Em nome da memória

Gosto de fazer exercícios de memória. Provavelmente seja por isso que eu viva escrevendo as histórias de ex-jogadores do futebol acreano. É uma tarefa de Sísifo, eu sei. A pedra, tal como na narrativa mitológica, vai sempre rolar ladeira abaixo tão logo seja depositada no alto da montanha.

Independente, porém, da fugacidade da tarefa, eu acho um verdadeiro barato (gíria antiga essa, hein?) descobrir historinhas de bastidores e recordar figuras que fizeram a alegria de muitos de nós em antigas tardes de domingo. Afinal, eu acho que todos merecem pelo menos algum fiapo de lembrança.

Então, nessas de arqueologia do passado, lembrei de duas figuras pitorescas do futebol acreano, ambos atacantes, ambos velozes, ambos habilidosos, ambos jogando pelos lados do campo, daquele tipo de causar pesadelos nos laterais adversários. Chamavam-se Bico-Bico e Edson Urubu.

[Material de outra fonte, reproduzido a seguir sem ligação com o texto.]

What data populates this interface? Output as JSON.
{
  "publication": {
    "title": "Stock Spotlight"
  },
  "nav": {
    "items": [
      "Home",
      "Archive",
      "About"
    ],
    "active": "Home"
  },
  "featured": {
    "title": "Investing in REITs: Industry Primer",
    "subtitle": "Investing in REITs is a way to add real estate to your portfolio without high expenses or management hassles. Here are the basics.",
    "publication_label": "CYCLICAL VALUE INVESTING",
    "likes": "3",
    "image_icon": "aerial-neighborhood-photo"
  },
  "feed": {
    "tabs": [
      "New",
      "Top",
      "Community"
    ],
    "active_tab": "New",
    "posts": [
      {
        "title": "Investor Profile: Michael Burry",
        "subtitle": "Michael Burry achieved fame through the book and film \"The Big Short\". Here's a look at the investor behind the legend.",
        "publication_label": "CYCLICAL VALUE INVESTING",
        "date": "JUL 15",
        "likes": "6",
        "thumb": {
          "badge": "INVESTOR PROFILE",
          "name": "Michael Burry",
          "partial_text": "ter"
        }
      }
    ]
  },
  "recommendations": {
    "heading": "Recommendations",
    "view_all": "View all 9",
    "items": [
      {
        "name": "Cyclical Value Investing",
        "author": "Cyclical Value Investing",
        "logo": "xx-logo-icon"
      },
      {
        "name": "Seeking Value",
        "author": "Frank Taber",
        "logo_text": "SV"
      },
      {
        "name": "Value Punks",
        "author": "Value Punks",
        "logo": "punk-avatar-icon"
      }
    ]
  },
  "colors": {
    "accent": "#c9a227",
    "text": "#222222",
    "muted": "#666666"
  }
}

Pelo menos dois laterais adversários, que me vêm à memória, abandonaram as quatro linhas depois de um confronto com o Bico-Bico, cujos maiores feitos se deram com a camisa do Independência, e com o Edson Urubu, que tornou-se ídolo defendendo as cores do vetusto Andirá.

O lateral que abandonou o futebol por conta do Bico-Bico se chamava Joraí. As línguas registram que um dia o Joraí pegou tanto drible do Bico-Bico que saiu de campo com labirintite. Coisa séria. Diz-se que o Joraí teve até que fazer um tratamento intensivo com um ginecologista boliviano.

Claro que não dá para a gente saber se é verdadeira essa história do Joraí se tratar com um ginecologista patrício. Com o passar do tempo, não raro, os línguas de trapo vão acrescentando uns pontinhos aos seus relatos. Mas que o Joraí, numa certa época, vivia indo a Cobija, isso é verdade sim.

Já o Urubu, conta-se que ele acabou com a carreira de um zagueiro chamado Sifilim (não sei a origem do nome, ou se é sobrenome, ou se é apelido), capitão do Santos da Isaura Parente. Lá pelas tantas, diz-se, o Edson Urubu derrubou o sujeito com um drible e na queda ele quebrou três dentes.

Na minha adolescência, eu era “rato” do estádio José de Melo. Morava numa das travessas do bairro da Capoeira e passava todo o meu tempo livre por ali. Assistia a tudo, desde treinos do Rio Branco até o campeonato suburbano. Não lembro desse lance. Mas lembro do Sifilim todo banguela.

É isso. O meu arsenal de histórias do futebol acreano das antigas é deveras extenso. E cada vez aumenta mais à medida em que eu vou entrevistando ex-jogadores. Em nome da memória, qualquer dia eu conto outras. Ninguém merece a infâmia de ser definitivamente esquecido!